EPOS B20 cardioid speaking sample:
EPOS B20 stereo speaking sample:
EPOS B20 omnidirectional speaking sample:
EPOS B20 bidirectional speaking sample:
When the mic is not producing ringing, it sounds pretty good. Each polar pattern reproduces my speaking voice accurately, including the omnidirectional pattern. Omnidirectional patterns often sound “hollow” because they don’t collect sound from a directional source, but this one did a good job.
EPOS claims the B20 mic minimizes background noise, but when I turned the fan on in the cardioid speaking sample below, the white noise makes it difficult to clearly hear what I’m saying. My words are still audible, but if I was leading a meeting over a call, it’s quite possible my coworkers would have a hard time understanding my speech.
Learn more: What is the proximity effect?
As is usually the case when recording singing samples on USB microphones, I have to turn down the gain a lot and increase the distance between my face and the microphone because my singing voice is much louder than my speaking voice. The mic effectively reduced plosives (harsh p sounds) and didn’t noticeably distort even at the particularly loud parts of the demo. The mic also effectively recorded both the acoustic and electric guitar. While it’s not intended for studio use and the unpredictability of the mic’s self-noise would make it challenging to record a song, a musician creating a simple demo recording could easily get away with using the EPOS B20.

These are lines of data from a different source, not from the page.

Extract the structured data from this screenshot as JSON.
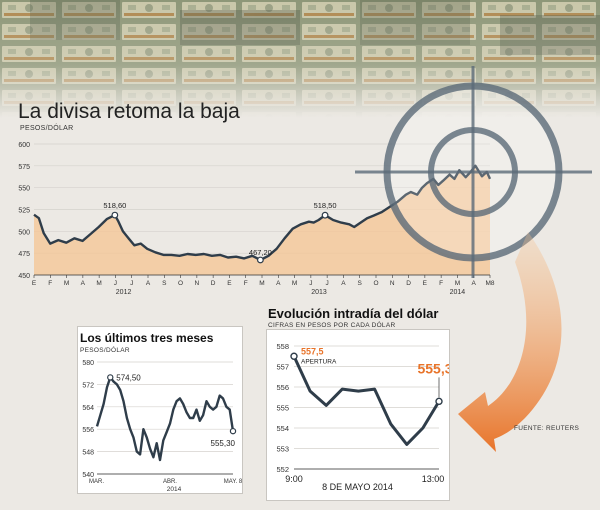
{
  "colors": {
    "line": "#2f3d4a",
    "fill": "#f6c493",
    "accent": "#e8742a",
    "grid": "#d5d2cd",
    "target": "#5b6a78"
  },
  "main": {
    "title": "La divisa retoma la baja",
    "unit": "PESOS/DÓLAR"
  },
  "inset_left": {
    "title": "Los últimos tres meses",
    "unit": "PESOS/DÓLAR"
  },
  "inset_right": {
    "title": "Evolución intradía del dólar",
    "unit": "CIFRAS EN PESOS POR CADA DÓLAR",
    "caption": "8 DE MAYO 2014"
  },
  "source": "FUENTE: REUTERS",
  "chart_data": [
    {
      "type": "area",
      "title": "La divisa retoma la baja",
      "ylabel": "PESOS/DÓLAR",
      "ylim": [
        450,
        600
      ],
      "yticks": [
        450,
        475,
        500,
        525,
        550,
        575,
        600
      ],
      "grid": true,
      "x_ticks": [
        "E",
        "F",
        "M",
        "A",
        "M",
        "J",
        "J",
        "A",
        "S",
        "O",
        "N",
        "D",
        "E",
        "F",
        "M",
        "A",
        "M",
        "J",
        "J",
        "A",
        "S",
        "O",
        "N",
        "D",
        "E",
        "F",
        "M",
        "A",
        "M8"
      ],
      "x_years": [
        {
          "label": "2012",
          "at": 5.5
        },
        {
          "label": "2013",
          "at": 17.5
        },
        {
          "label": "2014",
          "at": 26
        }
      ],
      "x": [
        0,
        0.3,
        0.6,
        1.0,
        1.5,
        2.0,
        2.5,
        3.0,
        3.5,
        4.0,
        4.5,
        5.0,
        5.2,
        5.5,
        5.8,
        6.2,
        6.6,
        7.0,
        7.5,
        8.0,
        8.5,
        9.0,
        9.5,
        10.0,
        10.5,
        11.0,
        11.5,
        12.0,
        12.5,
        13.0,
        13.5,
        14.0,
        14.5,
        15.0,
        15.5,
        16.0,
        16.5,
        17.0,
        17.3,
        17.6,
        18.0,
        18.5,
        19.0,
        19.5,
        19.8,
        20.2,
        20.6,
        21.0,
        21.5,
        22.0,
        22.5,
        23.0,
        23.3,
        23.7,
        24.0,
        24.3,
        24.7,
        25.0,
        25.3,
        25.7,
        26.0,
        26.3,
        26.7,
        27.0,
        27.3,
        27.7,
        28.0,
        28.2
      ],
      "y": [
        519,
        515,
        498,
        486,
        490,
        487,
        492,
        489,
        497,
        505,
        514,
        518.6,
        512,
        500,
        493,
        484,
        486,
        480,
        476,
        473,
        473,
        472,
        474,
        473,
        474,
        472,
        473,
        470,
        471,
        469,
        472,
        467.2,
        472,
        480,
        492,
        503,
        508,
        511,
        510,
        513,
        518.5,
        513,
        510,
        508,
        505,
        510,
        515,
        518,
        522,
        528,
        534,
        542,
        545,
        542,
        550,
        555,
        560,
        553,
        558,
        565,
        560,
        570,
        562,
        568,
        575,
        563,
        568,
        560
      ],
      "annotations": [
        {
          "x": 5.0,
          "y": 518.6,
          "label": "518,60"
        },
        {
          "x": 14.0,
          "y": 467.2,
          "label": "467,20"
        },
        {
          "x": 18.0,
          "y": 518.5,
          "label": "518,50"
        }
      ]
    },
    {
      "type": "line",
      "title": "Los últimos tres meses",
      "ylabel": "PESOS/DÓLAR",
      "ylim": [
        540,
        580
      ],
      "yticks": [
        540,
        548,
        556,
        564,
        572,
        580
      ],
      "grid": true,
      "x_ticks": [
        {
          "label": "MAR.",
          "at": 0
        },
        {
          "label": "ABR.",
          "at": 22
        },
        {
          "label": "MAY. 8",
          "at": 41
        }
      ],
      "x_caption": "2014",
      "x": [
        0,
        1,
        2,
        3,
        4,
        5,
        6,
        7,
        8,
        9,
        10,
        11,
        12,
        13,
        14,
        15,
        16,
        17,
        18,
        19,
        20,
        21,
        22,
        23,
        24,
        25,
        26,
        27,
        28,
        29,
        30,
        31,
        32,
        33,
        34,
        35,
        36,
        37,
        38,
        39,
        40,
        41
      ],
      "y": [
        557,
        561,
        565,
        571,
        574.5,
        573,
        572,
        570,
        566,
        560,
        556,
        553,
        548,
        547,
        556,
        553,
        549,
        546,
        551,
        545,
        552,
        555,
        558,
        563,
        566,
        567,
        565,
        562,
        560,
        560,
        563,
        559,
        561,
        566,
        564,
        563,
        564,
        568,
        567,
        564,
        563,
        555.3
      ],
      "annotations": [
        {
          "x": 4,
          "y": 574.5,
          "label": "574,50"
        },
        {
          "x": 41,
          "y": 555.3,
          "label": "555,30"
        }
      ]
    },
    {
      "type": "line",
      "title": "Evolución intradía del dólar",
      "ylabel": "CIFRAS EN PESOS POR CADA DÓLAR",
      "ylim": [
        552,
        558
      ],
      "yticks": [
        552,
        553,
        554,
        555,
        556,
        557,
        558
      ],
      "grid": true,
      "x_ticks": [
        "9:00",
        "13:00"
      ],
      "x_caption": "8 DE MAYO 2014",
      "x": [
        0,
        1,
        2,
        3,
        4,
        5,
        6,
        7,
        8,
        9
      ],
      "y": [
        557.5,
        555.8,
        555.1,
        555.9,
        555.8,
        555.9,
        554.2,
        553.2,
        554.0,
        555.3
      ],
      "annotations": [
        {
          "x": 0,
          "y": 557.5,
          "label": "557,5",
          "sublabel": "APERTURA"
        },
        {
          "x": 9,
          "y": 555.3,
          "label": "555,3"
        }
      ]
    }
  ]
}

EPOS B20 cardioid singing sample:
EPOS B20 cardioid acoustic guitar sample:
EPOS B20 cardioid electric guitar sample:
How does the microphone sound to you?
Hold up! Something’s missing:
This section is typically where we display a frequency response chart to show you exactly where the audio output shines and where its deficiencies lie. Unfortunately, we’ve hit a technical snag in our testing. To combat this, we have purchased an SCM-3 mic and will add a speaker with standardized output samples to update our testing and data collection. It will take a while to reach our office in Canada, but we will update this review (and many others!) once we’re able with improved sound quality measurements and performance plots. These will be made obvious by an announcement explaining the change, and a new chart aesthetic.
Thank you for bearing with us, and we hope to see you again once we’ve sorted everything out.
Should you buy the EPOS B20?
While the EPOS B20 generally produces fine sound quality for both speech and music applications, the sporadic ringing and crackling sounds are a dealbreaker. The most important element of a microphone is that its audio is crystal clear, and that just isn’t consistently the case for the EPOS B20. Also, the mic is pretty pricey for a USB microphone, and while you can attribute some of that price to the inclusion of the EPOS Gaming Suite, not everyone cares for those features.
However, the B20 is otherwise a pleasure to use, on top of being aesthetically pleasing. The arm makes angling it towards your sound source easy, and it’s very nice that it includes separate gain and volume knobs. The four polar patterns are nice to have, even though most recording scenarios just require the cardioid pattern. If it weren’t for the glaring issue of inconsistent sound quality, we would happily recommend this microphone.
What should you get instead of the EPOS B20?
There are better options out there for gamers and streamers, like the HyperX QuadCast S, that don’t have the audio quality drawbacks of the EPOS B20. If you’re a musician, you can get a pretty decent XLR microphone for a similar price, and while you’ll also need an audio interface, the audio quality will be much higher.